Traditionally, it is considered neither, though it is sometimes called a mood for lack of a better word. The word function would seem the best term. I am assuming that you are talking about the word would in your example. The adjective "conditional" just means "related to a condition"; when used as a noun, it usually refers to a function of the past subjunctive tense of modal verbs (would, could, might, and should).

There are three traditional moods in English, indicative, subjunctive, and imperative; there are several tenses, which are combinations of moods, aspects, and temporal properties (you might say past and present are aspects, though they are usually not so called).

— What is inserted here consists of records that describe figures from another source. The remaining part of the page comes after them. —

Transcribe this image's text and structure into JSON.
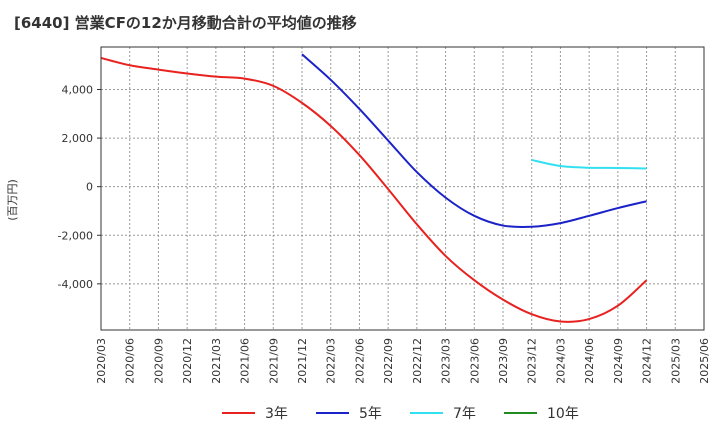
{
  "chart_data": {
    "type": "line",
    "title": "[6440]  営業CFの12か月移動合計の平均値の推移",
    "ylabel": "(百万円)",
    "xlabel": "",
    "x_ticks": [
      "2020/03",
      "2020/06",
      "2020/09",
      "2020/12",
      "2021/03",
      "2021/06",
      "2021/09",
      "2021/12",
      "2022/03",
      "2022/06",
      "2022/09",
      "2022/12",
      "2023/03",
      "2023/06",
      "2023/09",
      "2023/12",
      "2024/03",
      "2024/06",
      "2024/09",
      "2024/12",
      "2025/03",
      "2025/06"
    ],
    "y_ticks": [
      4000,
      2000,
      0,
      -2000,
      -4000
    ],
    "y_tick_labels": [
      "4,000",
      "2,000",
      "0",
      "-2,000",
      "-4,000"
    ],
    "ylim": [
      -5900,
      5750
    ],
    "grid": true,
    "legend_position": "bottom",
    "series": [
      {
        "name": "3年",
        "color": "#e8221f",
        "x": [
          "2020/03",
          "2020/06",
          "2020/09",
          "2020/12",
          "2021/03",
          "2021/06",
          "2021/09",
          "2021/12",
          "2022/03",
          "2022/06",
          "2022/09",
          "2022/12",
          "2023/03",
          "2023/06",
          "2023/09",
          "2023/12",
          "2024/03",
          "2024/06",
          "2024/09",
          "2024/12"
        ],
        "values": [
          5300,
          5000,
          4820,
          4660,
          4530,
          4450,
          4150,
          3450,
          2500,
          1300,
          -100,
          -1550,
          -2850,
          -3850,
          -4650,
          -5250,
          -5550,
          -5450,
          -4900,
          -3850
        ]
      },
      {
        "name": "5年",
        "color": "#1b22c8",
        "x": [
          "2021/12",
          "2022/03",
          "2022/06",
          "2022/09",
          "2022/12",
          "2023/03",
          "2023/06",
          "2023/09",
          "2023/12",
          "2024/03",
          "2024/06",
          "2024/09",
          "2024/12"
        ],
        "values": [
          5450,
          4400,
          3200,
          1900,
          600,
          -450,
          -1200,
          -1600,
          -1650,
          -1500,
          -1200,
          -880,
          -600
        ]
      },
      {
        "name": "7年",
        "color": "#33e0f0",
        "x": [
          "2023/12",
          "2024/03",
          "2024/06",
          "2024/09",
          "2024/12"
        ],
        "values": [
          1100,
          850,
          780,
          770,
          750
        ]
      },
      {
        "name": "10年",
        "color": "#1f8a1f",
        "x": [],
        "values": []
      }
    ]
  }
}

There are three types of conditional sentences, as Henry has pointed out, which are mainly just sentences in which an explicit or implicit condition is present. There is a function of the past subjunctive that is called conditional because it is used with one of these types, the so-called hypothetical condition (if he were rich, he would be unhappy). I think that is the one you mean; while it is sometimes called a mood, I find this unclear and confusing: how can something be of two moods, both subjunctive and conditional? Function is the term that both fits best with established terminology and best describes what kind of phenomenon it is.

Solution 2:

There's no single "correct" universally agreed upon answer to this. Depending on your theoretical perspective and/or what you've had for breakfast, you could argue along various lines.

The argument in favour of calling it a "mood" is that "mood" is based on the definition of "mood" as something like "the use of verb forms to grammaticalise modality" (where "modality" is itself defined as the expression of a combination of notions including possibility and obligation that essentially mark something is "not a straightforward assertion of truth").

Another point of view is to say that the conditional has an inherent time reference (e.g. "future in the past"), and so constitutes a "tense" just as much as other verb forms with inherent time references. Provided you take the stance that there is some time reference, then the argument about the conditional "having modal uses" isn't so compelling, given that practically any verb form has some modal uses (e.g. "will" and, say, the future tense in Spanish are probably used more often with modal uses such as to indicate a hypothesis than they are actually used to mark futuriority).

I have to say I think the "mood vs tense" omelette is somewhat overegged. Unless you are actually exploring these kinds of theoretical framework, it's hard to see why it matters terribly much either way.

Solution 3:

People who are using tense in an informal sense would call the conditional a tense. However, the informal sense of the word tense is, basically this:

I dunno, something to do with verbs? All of those verb things, passive and comparative and future and whatnot, they're all tenses. Now leave me alone.

If you have any pretension to using grammatical terminology accurately, then the conditional is a mood. Tenses specify the time of an event, while moods specify the modality. Referring to the "conditional tense" is an error.

Solution 4:

It is described both ways. For those who say that English has three forms of the conditional, then it is a mood. Those who think there is only one use (using the modal verb would) and who have also learnt Romance languages are more likely to say it is a tense combining future and past nuances.

Sensible people will accept either conditional mood or conditional tense without fussing too much.